Estamos finalizando el año escolar y los estudiantes, sobre todo de tercero de bachillerato, así como sus profesores y familias, están al borde del colapso. Todo se agolpa, todo al límite, el agotamiento invade, la emoción revienta. Cada vez es más cierta la llegada del final de un momento de la vida y el inicio de otro con mayores responsabilidades, pero sin certidumbres. Salto al vacío.
Los chicos y chicas sometidos a una tormenta de presiones, los trabajos finales, las evaluaciones, en particular una, las más temida desde hace una década, la prueba para el acceso a la universidad, que se transformó en el instrumento más expedito de discriminación y angustia para cientos de miles de jóvenes que, al no tener acceso a la universidad ni a ningún empleo, engrosa esa masa de rechazados que ni estudia ni trabaja, que se queda sin proyecto de vida y que en los más pobres se transforma en el semillero para el reclutamiento del crimen organizado.
El descomunal crecimiento de la delincuencia, de la inseguridad, del sicariato se concentran en los jóvenes entre 18 y 29 años. Además, son los que más sufren y son violentados. Para el 2019, según datos del Consejo Nacional para la Igualdad Intergeneracional, en este segmento de la población hubo en el Ecuador 412 suicidios, de estos 324 fueron hombres, 349 mestizos. De este mismo grupo 426 murieron en el 2019 por homicidio o agresiones físicas en peleas. Sin duda estos datos al 2022 se han incrementado.
Son tiempos de desgaste para las familias que se ven abocadas a gastos muy grandes, el paseo final, el baile de grado, los trajes formales, y la inminente inversión en la universidad.
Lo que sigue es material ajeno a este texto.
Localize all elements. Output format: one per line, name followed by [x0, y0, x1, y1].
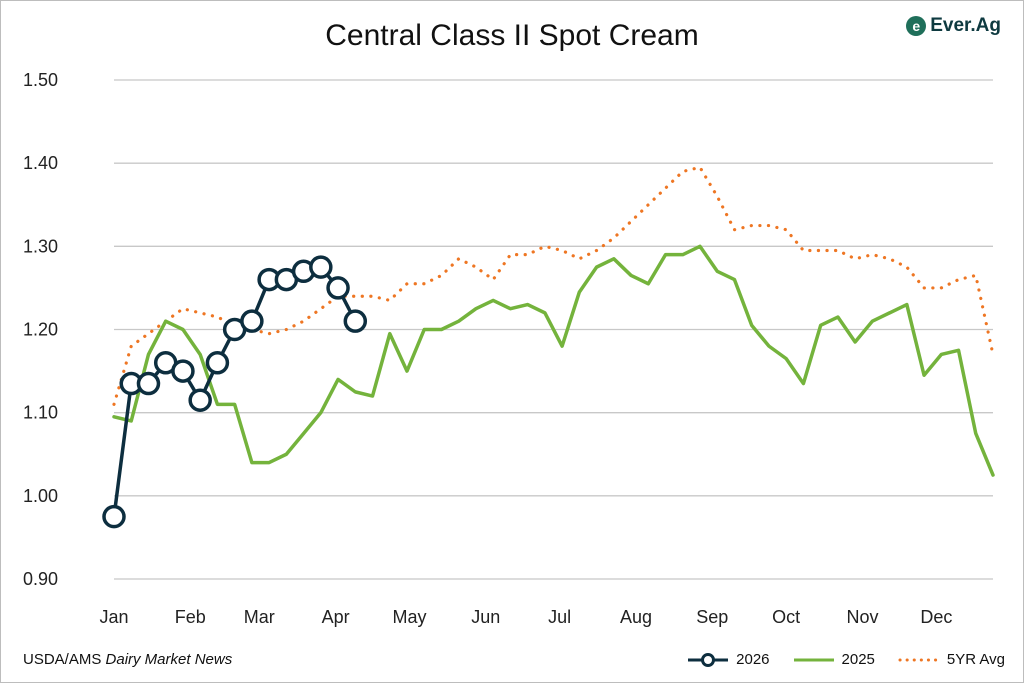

Algunos hogares con esfuerzos muy grandes o deudas pueden solventar, otros definitivamente, no. Entonces aparece el suplicio de unos padres y madres que tienen que aceptar su situación y pedir a los hijos “no vayas al paseo”, “no asistas al baile”, “no tenemos para la universidad”. Camino a la nada para esos jóvenes que dejaron de ser niños.